Fellowes also testified that the queen, like Diana, was concerned about the possibility of bugging, and that public rooms at Buckingham Palace were regularly swept for eavesdropping devices.

He also revealed that the palace, after consulting the government, decided not to initiate an investigation of the interception of embarrassing telephone calls involving Diana and her former husband, Prince Charles.

Michael Jay, who was Britain's ambassador in Paris in 1997, testified on Monday that Fellowes was not at the embassy on the night of Aug. 30-31, when the crash occurred.

Roberto Devorik, a friend of Diana, has testified that she thought Fellowes hated her.

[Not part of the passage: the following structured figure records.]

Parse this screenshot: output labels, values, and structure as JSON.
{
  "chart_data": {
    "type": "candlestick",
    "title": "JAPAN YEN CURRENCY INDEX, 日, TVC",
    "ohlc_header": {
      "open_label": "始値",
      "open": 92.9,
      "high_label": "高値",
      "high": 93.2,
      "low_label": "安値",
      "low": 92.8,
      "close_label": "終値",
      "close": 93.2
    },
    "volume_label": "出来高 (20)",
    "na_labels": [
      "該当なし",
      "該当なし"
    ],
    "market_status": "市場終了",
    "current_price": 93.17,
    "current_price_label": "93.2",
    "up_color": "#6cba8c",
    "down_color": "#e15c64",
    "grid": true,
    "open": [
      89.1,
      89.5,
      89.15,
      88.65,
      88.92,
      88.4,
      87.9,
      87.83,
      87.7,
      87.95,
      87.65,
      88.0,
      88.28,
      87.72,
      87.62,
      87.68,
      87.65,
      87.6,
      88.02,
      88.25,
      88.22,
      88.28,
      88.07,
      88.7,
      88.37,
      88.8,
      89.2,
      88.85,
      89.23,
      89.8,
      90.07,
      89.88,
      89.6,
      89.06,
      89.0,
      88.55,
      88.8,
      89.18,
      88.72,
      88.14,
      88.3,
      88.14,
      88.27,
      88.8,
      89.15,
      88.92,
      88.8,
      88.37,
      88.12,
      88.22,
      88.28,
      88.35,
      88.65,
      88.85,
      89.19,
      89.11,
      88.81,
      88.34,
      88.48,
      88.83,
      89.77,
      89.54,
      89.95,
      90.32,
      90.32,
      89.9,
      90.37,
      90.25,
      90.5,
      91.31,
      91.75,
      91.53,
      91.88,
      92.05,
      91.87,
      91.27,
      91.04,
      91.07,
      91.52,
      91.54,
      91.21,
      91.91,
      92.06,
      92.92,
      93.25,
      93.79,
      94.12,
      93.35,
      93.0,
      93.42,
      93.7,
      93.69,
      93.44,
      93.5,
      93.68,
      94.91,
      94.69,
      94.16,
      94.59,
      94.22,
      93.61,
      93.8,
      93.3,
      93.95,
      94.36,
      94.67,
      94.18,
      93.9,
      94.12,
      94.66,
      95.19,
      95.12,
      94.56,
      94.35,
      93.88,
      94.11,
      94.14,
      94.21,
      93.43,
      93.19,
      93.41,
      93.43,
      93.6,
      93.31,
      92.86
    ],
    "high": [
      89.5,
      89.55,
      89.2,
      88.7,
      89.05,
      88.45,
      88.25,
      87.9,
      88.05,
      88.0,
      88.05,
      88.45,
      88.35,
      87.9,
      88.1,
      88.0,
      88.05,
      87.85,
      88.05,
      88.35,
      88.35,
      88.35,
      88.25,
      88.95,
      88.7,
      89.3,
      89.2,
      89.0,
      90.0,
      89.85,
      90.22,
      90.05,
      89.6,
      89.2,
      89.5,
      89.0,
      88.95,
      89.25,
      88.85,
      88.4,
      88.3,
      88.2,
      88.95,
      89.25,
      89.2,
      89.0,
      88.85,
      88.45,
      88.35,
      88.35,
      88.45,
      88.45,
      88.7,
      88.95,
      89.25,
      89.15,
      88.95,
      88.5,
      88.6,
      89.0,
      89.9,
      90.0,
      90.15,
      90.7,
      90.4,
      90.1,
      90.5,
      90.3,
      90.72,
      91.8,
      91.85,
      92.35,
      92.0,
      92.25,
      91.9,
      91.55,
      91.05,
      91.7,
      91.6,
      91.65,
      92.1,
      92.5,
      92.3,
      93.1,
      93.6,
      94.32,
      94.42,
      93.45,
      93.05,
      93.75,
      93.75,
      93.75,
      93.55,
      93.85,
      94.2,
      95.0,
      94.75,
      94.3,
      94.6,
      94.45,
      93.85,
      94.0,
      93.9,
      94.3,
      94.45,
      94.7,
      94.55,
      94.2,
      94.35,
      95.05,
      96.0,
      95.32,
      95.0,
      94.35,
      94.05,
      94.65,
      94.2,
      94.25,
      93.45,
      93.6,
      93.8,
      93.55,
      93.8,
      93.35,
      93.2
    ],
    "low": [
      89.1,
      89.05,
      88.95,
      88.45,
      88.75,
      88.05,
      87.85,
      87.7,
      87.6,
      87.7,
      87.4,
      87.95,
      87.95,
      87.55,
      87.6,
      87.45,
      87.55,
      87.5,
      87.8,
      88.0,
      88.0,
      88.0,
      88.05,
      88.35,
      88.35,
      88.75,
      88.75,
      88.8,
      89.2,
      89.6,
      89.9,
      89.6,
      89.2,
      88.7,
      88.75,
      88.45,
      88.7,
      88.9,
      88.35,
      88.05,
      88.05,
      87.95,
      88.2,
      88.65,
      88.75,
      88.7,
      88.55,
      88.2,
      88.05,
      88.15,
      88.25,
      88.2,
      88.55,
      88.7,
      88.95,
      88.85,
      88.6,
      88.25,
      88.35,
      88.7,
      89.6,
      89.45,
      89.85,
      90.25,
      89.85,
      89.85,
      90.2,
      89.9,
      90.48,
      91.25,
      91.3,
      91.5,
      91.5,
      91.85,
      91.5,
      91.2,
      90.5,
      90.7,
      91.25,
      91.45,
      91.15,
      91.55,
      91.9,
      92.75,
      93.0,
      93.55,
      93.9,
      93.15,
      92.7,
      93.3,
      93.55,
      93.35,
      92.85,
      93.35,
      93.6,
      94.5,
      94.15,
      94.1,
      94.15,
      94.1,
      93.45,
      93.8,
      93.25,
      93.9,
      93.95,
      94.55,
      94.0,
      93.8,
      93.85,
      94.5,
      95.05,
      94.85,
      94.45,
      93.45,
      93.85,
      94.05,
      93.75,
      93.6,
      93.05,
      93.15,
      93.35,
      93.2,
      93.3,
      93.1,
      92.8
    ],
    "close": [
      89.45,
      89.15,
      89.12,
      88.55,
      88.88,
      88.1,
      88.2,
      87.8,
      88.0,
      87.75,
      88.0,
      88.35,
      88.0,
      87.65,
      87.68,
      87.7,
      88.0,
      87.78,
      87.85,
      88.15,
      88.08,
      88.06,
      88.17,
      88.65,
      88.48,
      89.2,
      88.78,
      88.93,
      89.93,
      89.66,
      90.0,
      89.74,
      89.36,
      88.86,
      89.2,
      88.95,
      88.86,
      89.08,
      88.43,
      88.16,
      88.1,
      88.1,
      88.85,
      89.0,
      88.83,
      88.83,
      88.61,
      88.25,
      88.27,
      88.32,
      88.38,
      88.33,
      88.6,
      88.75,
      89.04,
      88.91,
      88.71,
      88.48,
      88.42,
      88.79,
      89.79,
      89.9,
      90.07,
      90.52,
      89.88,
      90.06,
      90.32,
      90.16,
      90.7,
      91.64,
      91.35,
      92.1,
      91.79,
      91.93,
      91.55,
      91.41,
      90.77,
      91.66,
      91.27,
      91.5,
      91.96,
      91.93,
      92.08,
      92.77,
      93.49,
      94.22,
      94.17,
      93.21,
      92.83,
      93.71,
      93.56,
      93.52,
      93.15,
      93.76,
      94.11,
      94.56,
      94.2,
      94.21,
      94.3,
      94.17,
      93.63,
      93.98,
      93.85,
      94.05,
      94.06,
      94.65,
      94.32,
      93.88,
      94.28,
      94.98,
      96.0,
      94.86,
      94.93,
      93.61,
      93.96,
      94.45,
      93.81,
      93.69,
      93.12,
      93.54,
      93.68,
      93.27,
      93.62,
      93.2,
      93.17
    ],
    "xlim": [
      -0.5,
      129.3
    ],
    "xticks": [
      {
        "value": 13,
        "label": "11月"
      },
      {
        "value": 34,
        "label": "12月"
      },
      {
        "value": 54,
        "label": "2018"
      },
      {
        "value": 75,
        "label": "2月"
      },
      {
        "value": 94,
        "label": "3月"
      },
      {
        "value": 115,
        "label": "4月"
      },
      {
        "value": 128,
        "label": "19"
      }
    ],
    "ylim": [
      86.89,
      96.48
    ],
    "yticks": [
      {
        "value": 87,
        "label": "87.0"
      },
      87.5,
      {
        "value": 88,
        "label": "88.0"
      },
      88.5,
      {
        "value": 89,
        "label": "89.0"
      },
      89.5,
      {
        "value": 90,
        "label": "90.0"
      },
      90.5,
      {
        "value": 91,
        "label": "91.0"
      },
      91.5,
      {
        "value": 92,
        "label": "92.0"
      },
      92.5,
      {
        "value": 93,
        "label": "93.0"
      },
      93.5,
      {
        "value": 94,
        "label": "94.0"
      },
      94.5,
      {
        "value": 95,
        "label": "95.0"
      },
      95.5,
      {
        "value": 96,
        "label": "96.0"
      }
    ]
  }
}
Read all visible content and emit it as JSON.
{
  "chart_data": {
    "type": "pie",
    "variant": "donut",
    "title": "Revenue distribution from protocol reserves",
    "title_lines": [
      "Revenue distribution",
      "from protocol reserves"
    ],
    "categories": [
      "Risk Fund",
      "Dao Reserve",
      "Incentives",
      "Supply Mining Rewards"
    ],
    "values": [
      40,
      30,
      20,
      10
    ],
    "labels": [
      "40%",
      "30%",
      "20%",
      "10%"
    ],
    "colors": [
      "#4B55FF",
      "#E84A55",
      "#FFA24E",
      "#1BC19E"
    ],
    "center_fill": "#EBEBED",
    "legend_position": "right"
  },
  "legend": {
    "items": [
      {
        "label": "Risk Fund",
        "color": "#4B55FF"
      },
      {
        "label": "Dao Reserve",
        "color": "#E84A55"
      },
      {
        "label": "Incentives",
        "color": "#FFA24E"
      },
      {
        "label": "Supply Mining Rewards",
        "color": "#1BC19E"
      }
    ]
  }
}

"I'm sad if she felt that," Lord Fellowes said.

"Clearly the events of the 1990s made our relationship more complicated," he said, adding: "I was very fond of her then as I always had been and sad that she had not had a happier and more stable time in those troubled years."

Ian Burnett, a lawyer employed by the coroner, Lord Justice Scott Baker, reminded the inquest that Al Fayed had alleged that Fellowes had been at the embassy from 11 p.m., shortly before the crash, and had commandeered a message center.

"In other words it was being suggested that you were intimately concerned in the murder of your sister-in-law. You understand that that was the allegation?" Burnett said.

Fellowes nodded.

Asked whether he was in Paris on the night, Fellowes said: "We were in Norfolk that evening, we had people to stay, we went to an entertainment by Mr. John Mortimer in Burnham Market church."

Fellowes said there was concern at the palace in 1993 following the leak of two telephone conversations: one between Diana and her friend James Gilbey, who called her "Squidgy," and another intimate chat between Charles and Camilla Parker Bowles, who became his second wife.

Al Fayed's lawyers have alleged that Diana's conversation was intercepted by GCHQ, the electronic monitoring arm of British intelligence.

Fellowes said the government advised against a formal investigation, fearing that if it became known it would be seen as confirmation of some involvement by government agents in the interception.

The inquest has heard testimony about Diana's fears of surveillance, and that she had ordered sweeps of her rooms at Kensington Palace that turned up no firm evidence of bugging.

Fellowes said the queen had similar concerns, and the office where he met the queen was regularly checked.

"I wouldn't say it was a constant preoccupation but yes we needed reassurance at regular intervals that there was no bugging going on," Fellowes said.

The British coroner disclosed Monday that the cost of the inquest has reache the equivalent of $4.3 million.

Nearly $2.15 million was spent on the team of lawyers assisting Baker. The next largest expenditure, some $720,000, was for the jury's visit to Paris and the cost of video conferencing for witnesses testifying from Paris and from other countries.